When presenting offers, use a contract or napkin?

9 Replies

When presenting an offer do you typically do so within a contract ready to be signed or could it just be on something less formal ('napkin') needing more or less a verbal agreement soon after which you provide seller with a contract to sufficiently look over, possibly with some  attorney/consultant then officially sign? 

I'm thinking the former might seem pushy and as a habit time consuming and paper wasting, yet efficient and effective at getting acceptance. Is it a matter of preference? How do you normally do it? Thanks!

Updated almost 6 years ago

Oh, and this would be without an agent. Thanks

I like the formality of a contract. I present signed offers with around 5-7 days for acceptance. I don't like high pressure sales and don't put that on other people. IMO, it really isn't as important as what the offer is written on as what the offer is and WHY they would do business with you. I like to tell potential sellers something like this: here is my offer. Please look it over and let me know if you have any questions. I am a buyer, do not make my contracts assignable, and will close quickly if you desire. Beware the frauds that will tell you they want to buy your property and then ask for 30-60 days "inspection periods". They have no intention of buying it but are rather trying to resell the contract. This is why I am only asking for a five day inspection. By that time, you will have my answer as to whether we have a deal.

I just closed on one on 9/30. That is pretty much what I told the seller. He stated he got an offer at 135K. I had offered 120K and he accepted mine. Selling yourself, your service, and your integrity will beat out 99% of the fraudster "wholesalers"...and it doesn't matter if your offer is on a napkin or a state approved form.

First I get an agreement in principle based on a discussion. Once we agree on terms, I issue a letter of intent. I am looking for a buyer and they know that. Once I find a buyer the I issue all the formal contracts. I used to spend a lot of time drawing up contracts for sellers that would not be interested. This saved me a lot of time.

@Benjamin Cowles

Hi Benjamin

I would draw up a letter of intent and have the broker send it over, especially if you are dealing with a new seller.  It will show you are serious and professional.   Most real estate agents have one or you can find one online.   

I am in the process of closing on a 16 unit property and did the napkin route because I had done a previous deal with the seller and no broker was involved.  

Once the letter of intent is agreed upon, then proceed to the contract

thanks @John Thedford and @Jim Pellerin ! Very helpful answers.

John, does everyone get a contract or don't you initially present verbal offers when, and often I'd imagine, the likelihood of acceptance isn't so great? 

And Jim, isn't a letter of intent leave you at more a risk the seller backs out while you're working to bring buyers aboard whether by the seller losing their nerve or encountering another more favorable offer? Not that you wouldn't want to discourage a change of mind absolutely but before setting out to find a buyer to secure a deal wouldn't you want a certain level of commitment from your seller? Or is this a comfortable balance you afford the seller you feel in the long run gains better relationships(?). 

Thanks!

It depends on the deal. 

Since you are talking about dealing directly with the seller, (not listed properties) then you need to come to some kind of verbal agreement before you write up your offer. Otherwise you wouldn't know what to write in the first place.

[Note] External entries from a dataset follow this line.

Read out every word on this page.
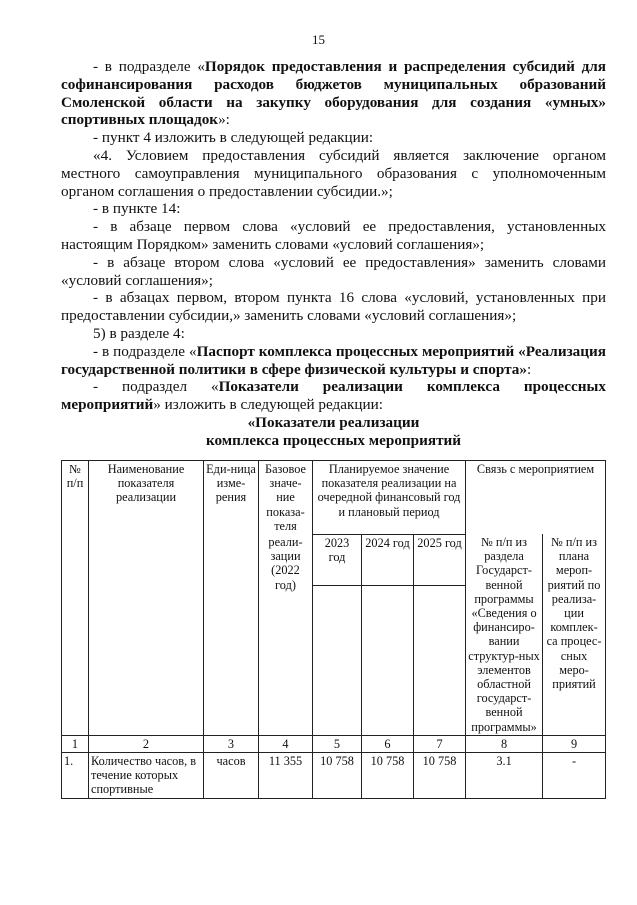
15

- в подразделе «Порядок предоставления и распределения субсидий для софинансирования расходов бюджетов муниципальных образований Смоленской области на закупку оборудования для создания «умных» спортивных площадок»:

- пункт 4 изложить в следующей редакции:

«4. Условием предоставления субсидий является заключение органом местного самоуправления муниципального образования с уполномоченным органом соглашения о предоставлении субсидии.»;

- в пункте 14:

- в абзаце первом слова «условий ее предоставления, установленных настоящим Порядком» заменить словами «условий соглашения»;

- в абзаце втором слова «условий ее предоставления» заменить словами «условий соглашения»;

- в абзацах первом, втором пункта 16 слова «условий, установленных при предоставлении субсидии,» заменить словами «условий соглашения»;

5) в разделе 4:

- в подразделе «Паспорт комплекса процессных мероприятий «Реализация государственной политики в сфере физической культуры и спорта»:

- подраздел «Показатели реализации комплекса процессных мероприятий» изложить в следующей редакции:

«Показатели реализации

комплекса процессных мероприятий

№ п/п	Наименование показателя реализации	Еди-ница изме-рения	Базовое значе-ние показа-теля	Планируемое значение показателя реализации на очередной финансовый год и плановый период			Связь с мероприятием	
			реали-зации (2022 год)	2023 год	2024 год	2025 год	№ п/п из раздела Государст-венной программы «Сведения о финансиро-вании структур-ных элементов областной государст-венной программы»	№ п/п из плана мероп-риятий по реализа-ции комплек-са процес-сных меро-приятий

1	2	3	4	5	6	7	8	9
1.	Количество часов, в течение которых спортивные	часов	11 355	10 758	10 758	10 758	3.1	-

When dealing with listed properties offers are normally made on a full contract with all terms and conditions spelled out.

Originally posted by @Ned Carey :

It depends on the deal. 

Since you are talking about dealing directly with the seller, (not listed properties) then you need to come to some kind of verbal agreement before you write up your offer. Otherwise you wouldn't know what to write in the first place.

When dealing with listed properties offers are normally made on a full contract with all terms and conditions spelled out.

 Thanks Ned.

Originally posted by @Benjamin Cowles :

thanks @John Thedford and @Jim Pellerin! Very helpful answers.

And Jim, isn't a letter of intent leave you at more a risk the seller backs out while you're working to bring buyers aboard whether by the seller losing their nerve or encountering another more favorable offer? Not that you wouldn't want to discourage a change of mind absolutely but before setting out to find a buyer to secure a deal wouldn't you want a certain level of commitment from your seller? Or is this a comfortable balance you afford the seller you feel in the long run gains better relationships(?). 

Thanks!

Yes there is a risk that the seller would change their mind but then you have reduced your risk of having a stronger commitment. You can always shoe them your blank contracts.

@Benjamin Cowles I am happy to write an offer and present it prior to discussion. This can be listed or off market properties. When presented, I sell myself and what I have to offer. Anyone can toss out numbers. What are they offering? 135K and six month closing? 135K with assignable contract and no intent to close? 135K, 5 day contingency, non-assignable contract?  It isn't always about the numbers. It IS about meeting the sellers needs and giving the seller the best terms to meet them. It IS about giving the seller the confidence to accept your offer believing you will perform. Will writing a contract on a state approved form be more professional than a napkin? Sure. Will that be the determining factor for the seller? Doubtful.